I am not sure why it is so hard for some people to apologize. I think some people are oblivious to the hurt they may have caused and I suppose others are too prideful to admit they were wrong. I have done plenty of things throughout the years where an apology was warranted. Whether it be a fight with a parent or family member, or a decision that affected someone I was in a romantic relationship with, I can honestly say that although I may have been reluctant to apologize at first, I never let too much time pass without reaching out to mend the hurt I may have caused. In fact, I have oftentimes apologized when I was not even remotely in the wrong. I did not apologize in those instances because I was directly seeking an apology in return, but I apologized because I knew the sadness and loneliness that I carried with me during the fractured times, and I knew if the other party felt even an iota of the pain and sorrow I felt (even due to their own actions, choices, words, etc.) then I was sorry for that.

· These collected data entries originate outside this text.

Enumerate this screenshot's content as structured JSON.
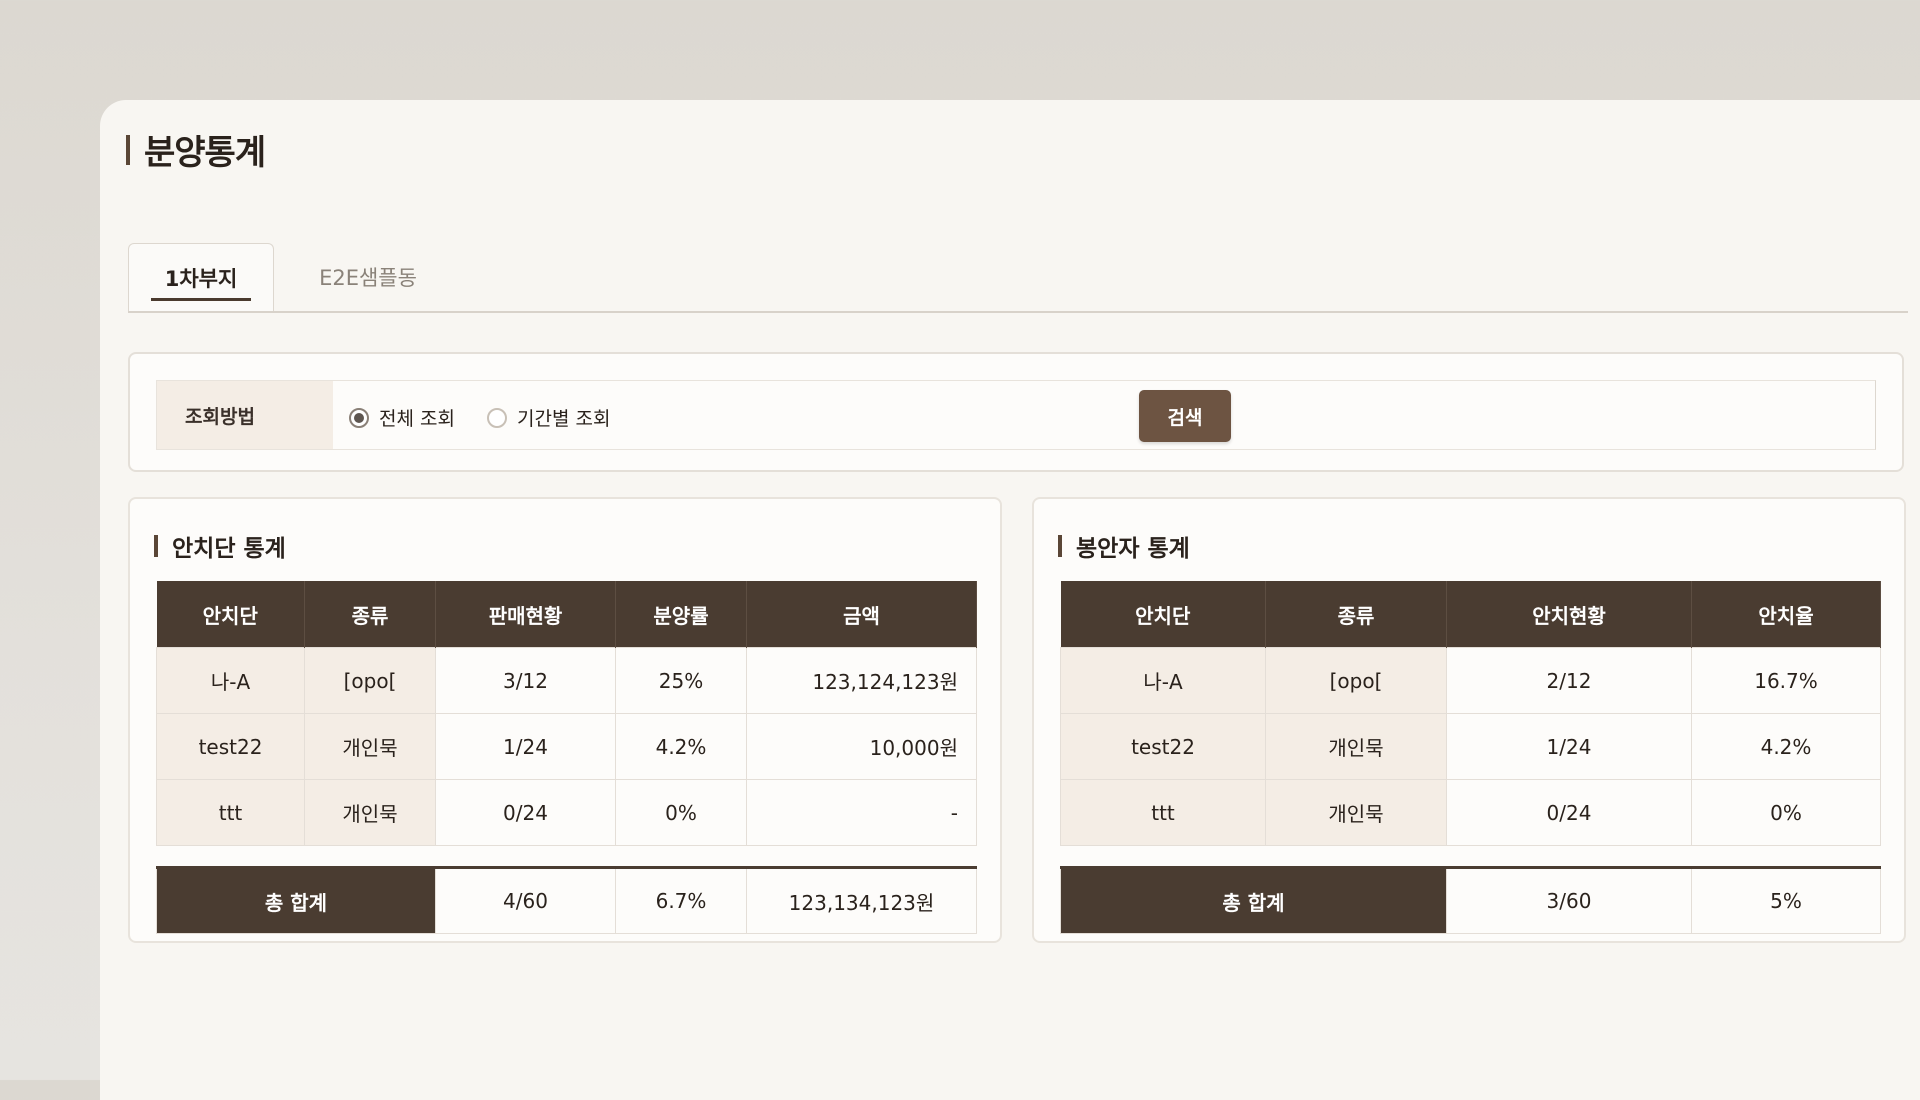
{
  "page": {
    "title": "분양통계"
  },
  "tabs": [
    {
      "label": "1차부지",
      "active": true
    },
    {
      "label": "E2E샘플동",
      "active": false
    }
  ],
  "search": {
    "label": "조회방법",
    "options": [
      {
        "label": "전체 조회",
        "checked": true
      },
      {
        "label": "기간별 조회",
        "checked": false
      }
    ],
    "button": "검색"
  },
  "left": {
    "title": "안치단 통계",
    "headers": [
      "안치단",
      "종류",
      "판매현황",
      "분양률",
      "금액"
    ],
    "rows": [
      [
        "나-A",
        "[opo[",
        "3/12",
        "25%",
        "123,124,123원"
      ],
      [
        "test22",
        "개인묵",
        "1/24",
        "4.2%",
        "10,000원"
      ],
      [
        "ttt",
        "개인묵",
        "0/24",
        "0%",
        "-"
      ]
    ],
    "total": {
      "label": "총 합계",
      "sales": "4/60",
      "rate": "6.7%",
      "amount": "123,134,123원"
    }
  },
  "right": {
    "title": "봉안자 통계",
    "headers": [
      "안치단",
      "종류",
      "안치현황",
      "안치율"
    ],
    "rows": [
      [
        "나-A",
        "[opo[",
        "2/12",
        "16.7%"
      ],
      [
        "test22",
        "개인묵",
        "1/24",
        "4.2%"
      ],
      [
        "ttt",
        "개인묵",
        "0/24",
        "0%"
      ]
    ],
    "total": {
      "label": "총 합계",
      "status": "3/60",
      "rate": "5%"
    }
  },
  "colors": {
    "brand": "#4a3c31",
    "button": "#6d5442",
    "label_bg": "#f4ede5"
  }
}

I know these sound like the words of a true codependent (and they are...I'm working on that) but I have spent my whole life trying to make sure others never had to know the haunting loneliness that I have been exposed to. But I digress. The point is, there are people in our lives who are not sorry, even when they should be. So how do those of us that try so hard to shield ourselves and those we care about from hurt and loneliness let this emotional wound just exist, unattended?

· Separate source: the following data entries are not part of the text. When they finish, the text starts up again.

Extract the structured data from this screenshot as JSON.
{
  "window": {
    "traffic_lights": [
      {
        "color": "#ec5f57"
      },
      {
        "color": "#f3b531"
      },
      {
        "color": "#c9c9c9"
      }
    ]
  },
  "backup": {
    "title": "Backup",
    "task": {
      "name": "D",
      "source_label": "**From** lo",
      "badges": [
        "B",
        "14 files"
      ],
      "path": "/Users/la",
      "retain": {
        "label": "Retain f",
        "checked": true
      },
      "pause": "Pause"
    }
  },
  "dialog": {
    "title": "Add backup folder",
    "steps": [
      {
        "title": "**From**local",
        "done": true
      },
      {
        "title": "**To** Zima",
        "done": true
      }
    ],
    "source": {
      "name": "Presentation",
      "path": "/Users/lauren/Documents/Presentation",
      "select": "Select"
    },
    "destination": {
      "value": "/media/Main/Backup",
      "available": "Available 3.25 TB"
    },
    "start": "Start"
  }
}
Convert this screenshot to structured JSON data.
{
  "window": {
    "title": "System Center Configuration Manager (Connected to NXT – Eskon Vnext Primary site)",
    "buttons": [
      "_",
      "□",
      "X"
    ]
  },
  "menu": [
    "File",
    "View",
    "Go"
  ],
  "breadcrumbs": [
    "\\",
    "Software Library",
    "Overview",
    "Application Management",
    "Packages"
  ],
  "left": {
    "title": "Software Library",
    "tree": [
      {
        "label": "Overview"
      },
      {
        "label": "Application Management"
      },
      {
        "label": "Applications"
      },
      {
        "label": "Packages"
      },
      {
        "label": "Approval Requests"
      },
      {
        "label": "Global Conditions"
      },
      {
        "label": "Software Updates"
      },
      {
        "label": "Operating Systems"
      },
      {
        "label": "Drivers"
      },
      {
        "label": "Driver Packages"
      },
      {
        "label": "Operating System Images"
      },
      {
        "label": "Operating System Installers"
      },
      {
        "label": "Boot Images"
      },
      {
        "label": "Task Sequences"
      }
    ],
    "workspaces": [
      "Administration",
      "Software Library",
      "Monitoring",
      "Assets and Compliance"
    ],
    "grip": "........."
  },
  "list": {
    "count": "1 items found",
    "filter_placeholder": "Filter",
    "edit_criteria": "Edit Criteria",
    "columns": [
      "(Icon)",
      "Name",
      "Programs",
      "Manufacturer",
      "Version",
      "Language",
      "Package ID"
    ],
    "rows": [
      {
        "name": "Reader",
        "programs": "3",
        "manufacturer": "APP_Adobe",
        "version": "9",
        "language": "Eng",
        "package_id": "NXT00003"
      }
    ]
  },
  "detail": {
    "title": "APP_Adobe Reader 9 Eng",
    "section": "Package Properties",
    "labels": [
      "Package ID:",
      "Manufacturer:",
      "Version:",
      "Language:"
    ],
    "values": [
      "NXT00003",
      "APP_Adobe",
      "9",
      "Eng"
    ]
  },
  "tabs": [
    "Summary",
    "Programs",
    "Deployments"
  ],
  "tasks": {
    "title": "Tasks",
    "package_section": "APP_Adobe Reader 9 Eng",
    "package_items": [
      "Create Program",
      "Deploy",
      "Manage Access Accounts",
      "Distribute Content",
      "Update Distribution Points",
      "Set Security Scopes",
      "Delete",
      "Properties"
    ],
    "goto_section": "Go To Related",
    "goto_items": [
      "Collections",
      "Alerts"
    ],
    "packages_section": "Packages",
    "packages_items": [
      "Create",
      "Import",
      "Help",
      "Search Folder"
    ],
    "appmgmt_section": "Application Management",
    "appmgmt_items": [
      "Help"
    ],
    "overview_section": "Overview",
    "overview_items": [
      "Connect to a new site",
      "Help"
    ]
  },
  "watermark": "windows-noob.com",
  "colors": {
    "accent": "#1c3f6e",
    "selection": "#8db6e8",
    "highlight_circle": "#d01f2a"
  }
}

I am not sure that I have an answer to that question directly. What I can offer, especially to fellow empaths, is that not everyone carries hurt with them as we do. That is okay too. I would also say that you should be wary of those people in your life who continue to hurt you and never take ownership of their words or actions. At some point, we know who a person really is, because they have shown us time and time again. In those cases, we can not fault the other person. I mean we can, but to what end?

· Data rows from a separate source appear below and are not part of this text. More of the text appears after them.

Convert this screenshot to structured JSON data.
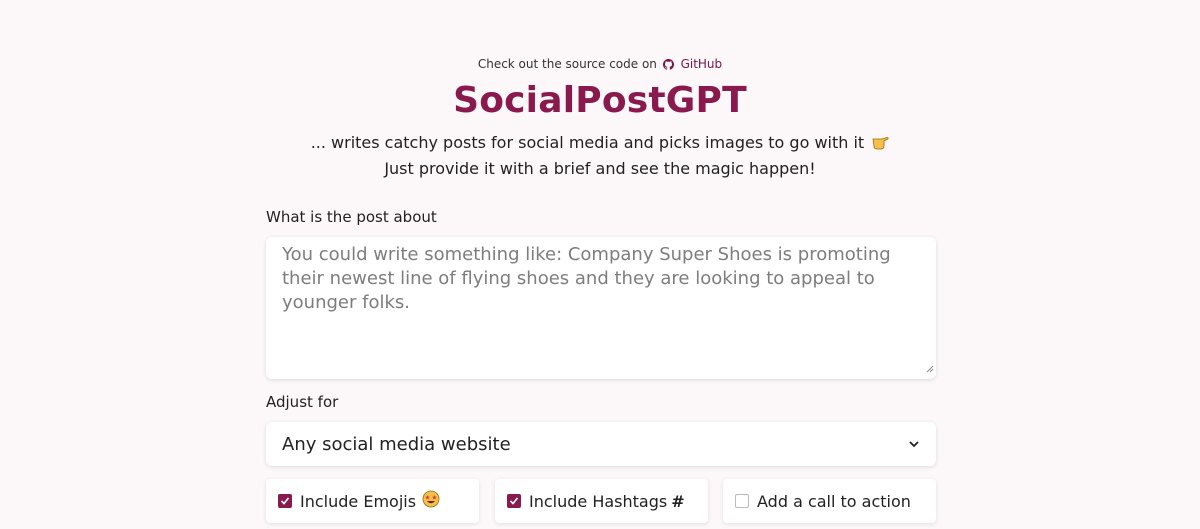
{
  "header": {
    "note_text": "Check out the source code on",
    "github_link": "GitHub",
    "github_icon": "github-icon"
  },
  "title": "SocialPostGPT",
  "tagline": {
    "line1": "... writes catchy posts for social media and picks images to go with it",
    "line1_icon": "pointing-hand-icon",
    "line2": "Just provide it with a brief and see the magic happen!"
  },
  "form": {
    "brief_label": "What is the post about",
    "brief_value": "",
    "brief_placeholder": "You could write something like: Company Super Shoes is promoting their newest line of flying shoes and they are looking to appeal to younger folks.",
    "adjust_label": "Adjust for",
    "platform_selected": "Any social media website",
    "options": [
      {
        "label": "Include Emojis",
        "checked": true,
        "suffix_icon": "star-struck-emoji-icon"
      },
      {
        "label": "Include Hashtags",
        "checked": true,
        "suffix": "#"
      },
      {
        "label": "Add a call to action",
        "checked": false
      }
    ]
  },
  "colors": {
    "brand": "#8a1a4e",
    "background": "#fcf7f8"
  }
}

I often think of the story of the snake. I've heard Dr. Laura Schlessinger tell this tale many a time on her internationally syndicated radio program, "The Dr. Laura Program" on Sirius XM. It goes something like this;
A snake was hit by a car. A woman picks him up, feeds him, and gets him back to his full state of health. But then he bites her injecting her with his deadly venom. On her death bed she asks, “After all I did, why me?” The snake replies, “You knew I was a snake when you picked me up.”
So if there is someone in your life who continues to hurt you, and does not offer an apology when one is deserved then I challenge you to reassess that relationship. If you allow someone to keep hurting you, and you know they are incapable of self-reflection then the only apology you can expect at that point is an apology from yourself, to yourself. However, if you aren't there yet it's okay. I am sorry someone hurt you and I hope my apology will suffice until you get strong enough to let them go.